Saturday, February 1, 2014

Ashley Sterne Plumbing for Pleasure



This comic article was assembled from Google snippets taken from The Royal Magazine (1921), Volume 45, p. 308.  One snippet could not be obtained, so I have taken the liberty of interpolating my own connective sentences in brackets.



Now that the long winter evenings are once more close upon us we are confronted with the ever-perplexing problem of how to employ them.  Father, with his three Masonic Lodges and two Worshipful City Companies, is happily catered for, as for him the winter months are pleasantly punctuated with a succession of indigestible banquets, the eating of which and recovering from the same serve to pass the time congenially enough.

Mother, too, will work as strenuously as ever in a laudable endeavour to get at least one of her daughters off before the fox-trot goes out of fashion, while the girls themselves will all be perpetually making jumpers.

There remain only the young men of the family to consider, and to them I offer the humble suggestion that plumbing as a winter pastime provides allurement both useful and amusing.  To be able to mend a burst water-pipe or a leaking gas-tube is an accomplishment which few people outside the plumbing profession possess or care to cultivate; hence the plumber is regarded with a kind of superstitious reverence, as if he were endowed with...

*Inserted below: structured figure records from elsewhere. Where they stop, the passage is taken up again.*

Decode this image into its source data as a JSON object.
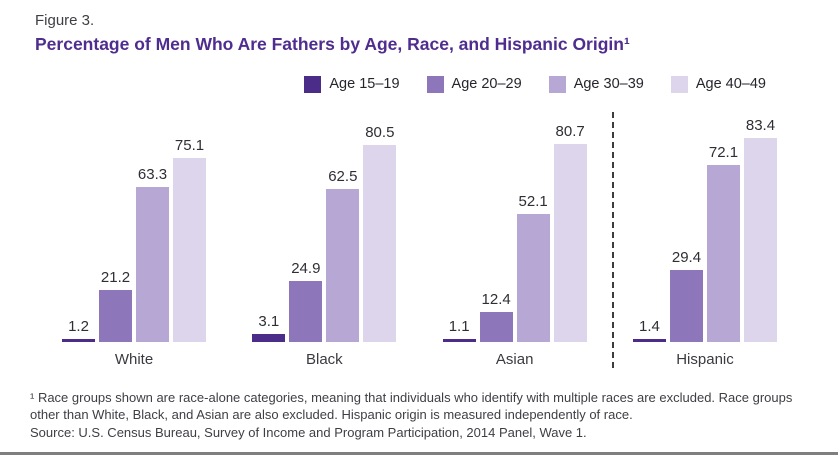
{
  "figure": {
    "label": "Figure 3.",
    "title": "Percentage of Men Who Are Fathers by Age, Race, and Hispanic Origin¹"
  },
  "chart_data": {
    "type": "bar",
    "title": "Percentage of Men Who Are Fathers by Age, Race, and Hispanic Origin",
    "categories": [
      "White",
      "Black",
      "Asian",
      "Hispanic"
    ],
    "series": [
      {
        "name": "Age 15–19",
        "color": "#4c2c89",
        "values": [
          1.2,
          3.1,
          1.1,
          1.4
        ]
      },
      {
        "name": "Age 20–29",
        "color": "#8e76ba",
        "values": [
          21.2,
          24.9,
          12.4,
          29.4
        ]
      },
      {
        "name": "Age 30–39",
        "color": "#b7a7d4",
        "values": [
          63.3,
          62.5,
          52.1,
          72.1
        ]
      },
      {
        "name": "Age 40–49",
        "color": "#ddd5eb",
        "values": [
          75.1,
          80.5,
          80.7,
          83.4
        ]
      }
    ],
    "xlabel": "",
    "ylabel": "",
    "ylim": [
      0,
      90
    ],
    "grid": false,
    "legend_position": "top",
    "value_labels": true,
    "separator_after_category": "Asian"
  },
  "footnotes": {
    "note": "¹ Race groups shown are race-alone categories, meaning that individuals who identify with multiple races are excluded. Race groups other than White, Black, and Asian are also excluded. Hispanic origin is measured independently of race.",
    "source": "Source: U.S. Census Bureau, Survey of Income and Program Participation, 2014 Panel, Wave 1."
  },
  "colors": {
    "title_purple": "#4f2d8f",
    "text_dark": "#3f3e44",
    "divider": "#3c3c3c",
    "bottom_rule": "#7f7f7f"
  }
}
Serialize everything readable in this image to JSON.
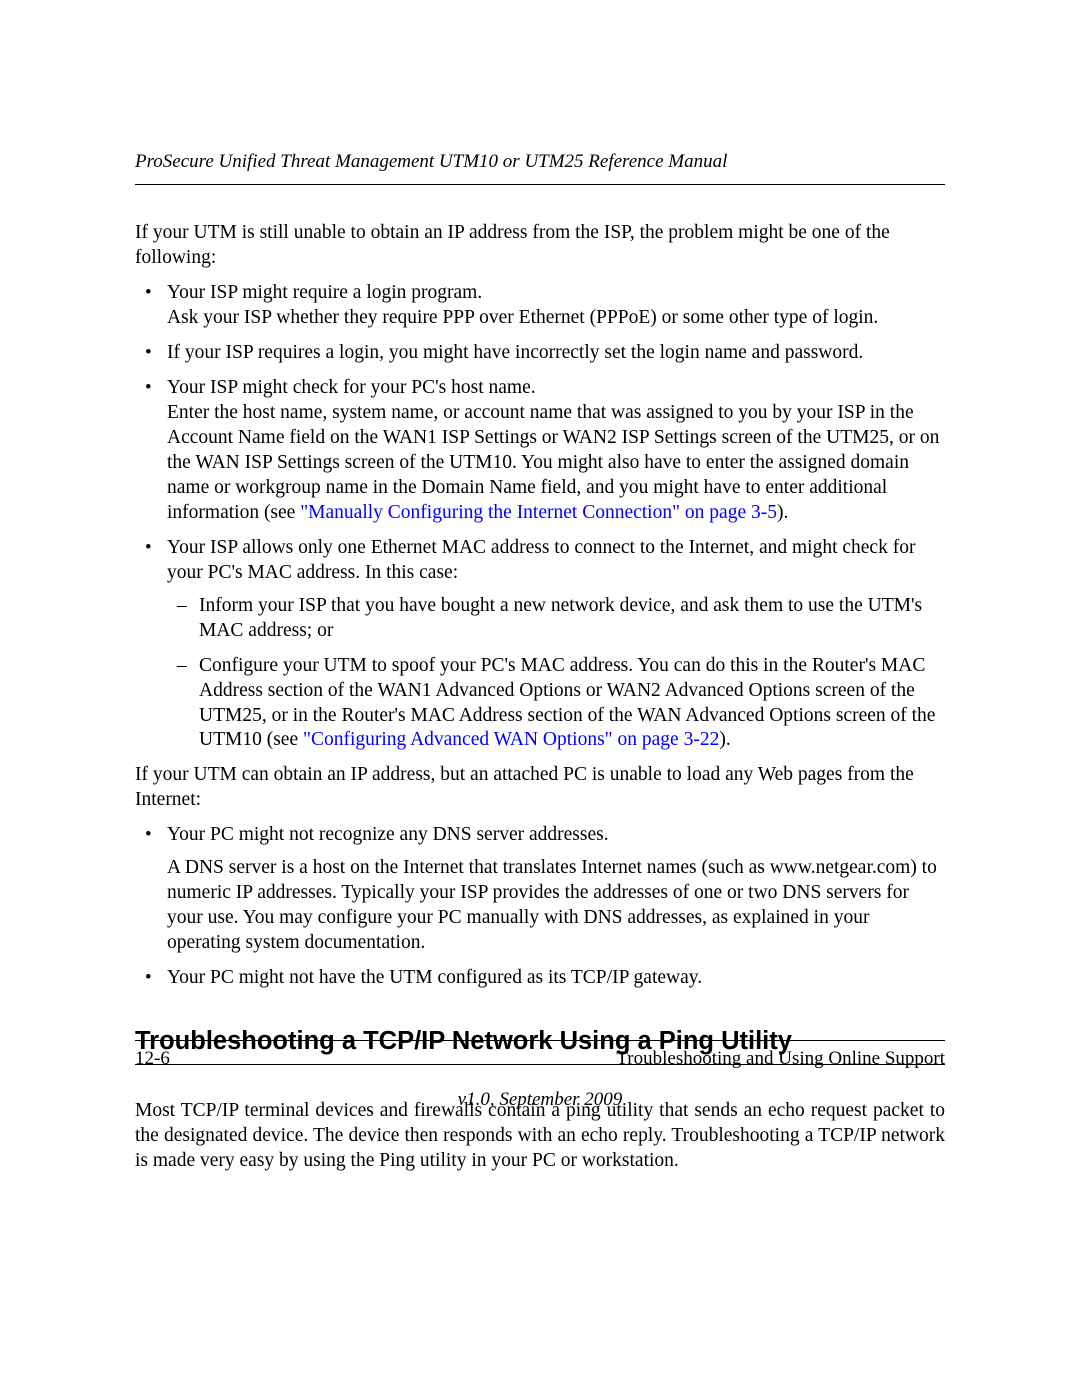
{
  "colors": {
    "text": "#000000",
    "link": "#0000ff",
    "background": "#ffffff",
    "rule": "#000000"
  },
  "typography": {
    "body_family": "Times New Roman",
    "body_size_pt": 15,
    "heading_family": "Arial",
    "heading_size_pt": 19,
    "heading_weight": "bold",
    "italic_header_footer": true
  },
  "header": {
    "running_title": "ProSecure Unified Threat Management UTM10 or UTM25 Reference Manual"
  },
  "intro_para": "If your UTM is still unable to obtain an IP address from the ISP, the problem might be one of the following:",
  "bullets1": [
    {
      "line1": "Your ISP might require a login program.",
      "line2": "Ask your ISP whether they require PPP over Ethernet (PPPoE) or some other type of login."
    },
    {
      "line1": "If your ISP requires a login, you might have incorrectly set the login name and password."
    },
    {
      "line1": "Your ISP might check for your PC's host name.",
      "line2_pre": "Enter the host name, system name, or account name that was assigned to you by your ISP in the Account Name field on the WAN1 ISP Settings or WAN2 ISP Settings screen of the UTM25, or on the WAN ISP Settings screen of the UTM10. You might also have to enter the assigned domain name or workgroup name in the Domain Name field, and you might have to enter additional information (see ",
      "link_text": "\"Manually Configuring the Internet Connection\" on page 3-5",
      "line2_post": ")."
    },
    {
      "line1": "Your ISP allows only one Ethernet MAC address to connect to the Internet, and might check for your PC's MAC address. In this case:",
      "sub": [
        {
          "text": "Inform your ISP that you have bought a new network device, and ask them to use the UTM's MAC address; or"
        },
        {
          "pre": "Configure your UTM to spoof your PC's MAC address. You can do this in the Router's MAC Address section of the WAN1 Advanced Options or WAN2 Advanced Options screen of the UTM25, or in the Router's MAC Address section of the WAN Advanced Options screen of the UTM10 (see ",
          "link_text": "\"Configuring Advanced WAN Options\" on page 3-22",
          "post": ")."
        }
      ]
    }
  ],
  "mid_para": "If your UTM can obtain an IP address, but an attached PC is unable to load any Web pages from the Internet:",
  "bullets2": [
    {
      "line1": "Your PC might not recognize any DNS server addresses.",
      "para": "A DNS server is a host on the Internet that translates Internet names (such as www.netgear.com) to numeric IP addresses. Typically your ISP provides the addresses of one or two DNS servers for your use. You may configure your PC manually with DNS addresses, as explained in your operating system documentation."
    },
    {
      "line1": "Your PC might not have the UTM configured as its TCP/IP gateway."
    }
  ],
  "section_heading": "Troubleshooting a TCP/IP Network Using a Ping Utility",
  "section_para": "Most TCP/IP terminal devices and firewalls contain a ping utility that sends an echo request packet to the designated device. The device then responds with an echo reply. Troubleshooting a TCP/IP network is made very easy by using the Ping utility in your PC or workstation.",
  "footer": {
    "page_number": "12-6",
    "chapter_title": "Troubleshooting and Using Online Support",
    "version_line": "v1.0, September 2009"
  }
}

[a supernatural ability to trace back a leak to its hidden source, as Burton and Speke traced back the Nile to its headwaters.  This ability demands top dollar.  To substitute for the plumber's expensive ability, you may wish to purchase a dog specially]

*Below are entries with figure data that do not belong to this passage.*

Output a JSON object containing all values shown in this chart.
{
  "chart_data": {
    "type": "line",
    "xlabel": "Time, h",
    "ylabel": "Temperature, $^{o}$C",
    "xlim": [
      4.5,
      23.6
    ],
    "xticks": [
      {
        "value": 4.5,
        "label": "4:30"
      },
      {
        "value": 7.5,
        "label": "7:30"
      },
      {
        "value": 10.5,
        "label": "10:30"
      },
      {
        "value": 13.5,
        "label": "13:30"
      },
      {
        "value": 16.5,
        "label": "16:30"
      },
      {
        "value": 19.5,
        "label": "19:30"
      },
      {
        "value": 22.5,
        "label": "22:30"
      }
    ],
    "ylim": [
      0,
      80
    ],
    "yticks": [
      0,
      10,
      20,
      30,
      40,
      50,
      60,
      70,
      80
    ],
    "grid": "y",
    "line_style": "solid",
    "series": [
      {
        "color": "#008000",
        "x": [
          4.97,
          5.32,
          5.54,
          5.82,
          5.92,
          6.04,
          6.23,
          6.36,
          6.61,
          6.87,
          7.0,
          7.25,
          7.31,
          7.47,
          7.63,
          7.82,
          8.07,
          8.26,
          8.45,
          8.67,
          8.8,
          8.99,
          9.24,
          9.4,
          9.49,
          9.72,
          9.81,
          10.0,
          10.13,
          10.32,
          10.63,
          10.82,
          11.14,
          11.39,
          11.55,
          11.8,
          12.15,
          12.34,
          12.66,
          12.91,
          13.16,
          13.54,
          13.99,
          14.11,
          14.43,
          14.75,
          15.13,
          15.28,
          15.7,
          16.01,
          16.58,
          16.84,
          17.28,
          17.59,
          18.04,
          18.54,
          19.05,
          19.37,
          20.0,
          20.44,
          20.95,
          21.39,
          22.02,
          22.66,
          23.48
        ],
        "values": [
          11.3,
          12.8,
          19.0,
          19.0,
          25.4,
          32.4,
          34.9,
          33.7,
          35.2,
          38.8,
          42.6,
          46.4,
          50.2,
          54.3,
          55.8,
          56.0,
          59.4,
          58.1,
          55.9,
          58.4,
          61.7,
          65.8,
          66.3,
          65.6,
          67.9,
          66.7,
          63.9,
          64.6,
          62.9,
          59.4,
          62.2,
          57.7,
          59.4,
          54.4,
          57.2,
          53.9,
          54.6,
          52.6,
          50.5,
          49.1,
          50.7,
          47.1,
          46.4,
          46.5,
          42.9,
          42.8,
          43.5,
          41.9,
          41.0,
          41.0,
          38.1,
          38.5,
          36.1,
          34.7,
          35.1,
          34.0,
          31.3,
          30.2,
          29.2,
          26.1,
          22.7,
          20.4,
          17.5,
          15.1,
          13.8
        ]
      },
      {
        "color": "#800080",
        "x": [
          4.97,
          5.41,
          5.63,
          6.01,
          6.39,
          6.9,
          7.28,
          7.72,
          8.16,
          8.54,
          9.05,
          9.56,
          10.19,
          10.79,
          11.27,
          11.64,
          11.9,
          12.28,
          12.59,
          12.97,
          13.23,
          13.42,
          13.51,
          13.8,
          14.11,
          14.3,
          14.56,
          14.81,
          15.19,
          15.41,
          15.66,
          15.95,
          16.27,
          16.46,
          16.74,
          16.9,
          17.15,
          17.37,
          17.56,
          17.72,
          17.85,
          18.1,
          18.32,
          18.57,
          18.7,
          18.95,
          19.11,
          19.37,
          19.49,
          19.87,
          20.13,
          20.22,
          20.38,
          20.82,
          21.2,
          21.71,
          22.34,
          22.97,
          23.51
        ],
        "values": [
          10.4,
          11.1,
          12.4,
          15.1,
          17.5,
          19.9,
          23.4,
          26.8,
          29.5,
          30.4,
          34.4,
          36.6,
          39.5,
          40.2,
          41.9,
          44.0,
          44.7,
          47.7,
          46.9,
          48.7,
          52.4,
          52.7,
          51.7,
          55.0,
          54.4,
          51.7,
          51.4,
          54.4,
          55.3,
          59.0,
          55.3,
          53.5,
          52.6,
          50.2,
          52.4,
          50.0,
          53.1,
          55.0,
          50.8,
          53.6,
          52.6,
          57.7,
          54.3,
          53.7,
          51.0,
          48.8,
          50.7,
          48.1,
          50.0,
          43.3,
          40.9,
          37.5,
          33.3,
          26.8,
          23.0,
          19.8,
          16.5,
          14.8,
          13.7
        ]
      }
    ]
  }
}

... trained to scent out leaks – just as there are dogs specially trained to scent out truffles.  Then the services of the professional plumber can be dispensed with, with much saving of time, temper and money.

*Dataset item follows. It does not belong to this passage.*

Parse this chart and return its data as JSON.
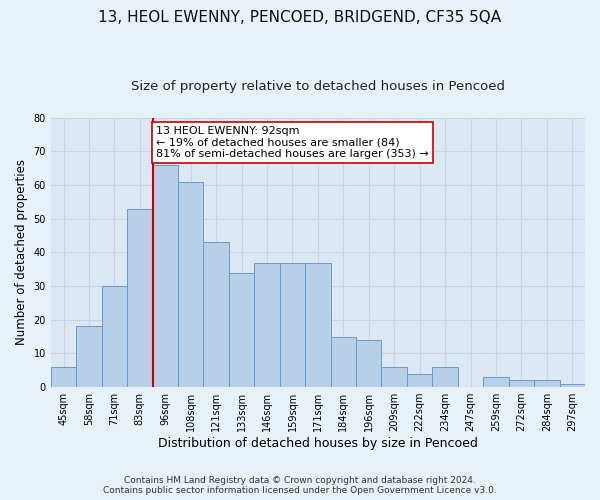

Everybody has experienced the farce of sending for the plumber.  The hot-water cistern, let us say, has been burst by the frost, and is rapidly disgorging its contents all over the floor.  Little drops of water and little grains of zinc are percolating through, and falling into the best bedroom.  The crisis is getting very critical when the plumber, who has been urgently summoned an hour ago, puts in a belated appearance.  He at once takes in the situation, goes back for his tools and that mysterious individual known as a "plumber's mate," and meanwhile the water has dissolved the best bedroom and is falling through the floor in a monotonous cascade on to the grand piano in the drawing-room.

After another hour the plumber returns with tools and mate, the latter urging that his 'ere's a job requiring the services not only of his own tools (which he hasn't brought, of course) but also of a plumber's mate's mate; and by the time all these individuals have eventually assembled you find that the hours is 1 p.m., and the day is Wednesday, which means that the job cannot be taken in hand that day because the Amalgamated Union of Plumbers, Plumbers' Mates, and Plumber's Mates' Mates decree that no plumbing work shall be done after 1 p.m. on Wednesdays. 

And so, of course, your house is ultimately washed away, forcing you either to emigrate or enter the workhouse.

[In the ideal case, you succeed in hiring a competent and efficient plumber -- let's call him Reggie -- who shows up in a timely fashion and gets right to work.  He traces back the leak, finds the hole, and prepares a plug.  Reggie then ...]

... slaps it in place, and affixes it with a few tintacks, or a little solder, or – failing these – a strip or two of stamp-paper.  The whole job is thus over and done with almost before the first drops of water from the leak have had time to comply with the law of gravity and fall to the floor.

Gas-escapes, too, may be similarly treated, though care must naturally be taken that in searching for the leak the amateur plumber does not meet a stuffy end through asphyxiation.  A simple precaution which I earnestly recommend is to carry a few white mice in the pocket, as these charming little rodentia possess the peculiar and amusing property of fainting or developing slight hysteria when in the presence of raw gas.  The proximity of the leak can hence be readily ascertained, and after stopping up the hole in the manner already described it only remains to revive the white mice by loosening their clothing and administering artificial respiration.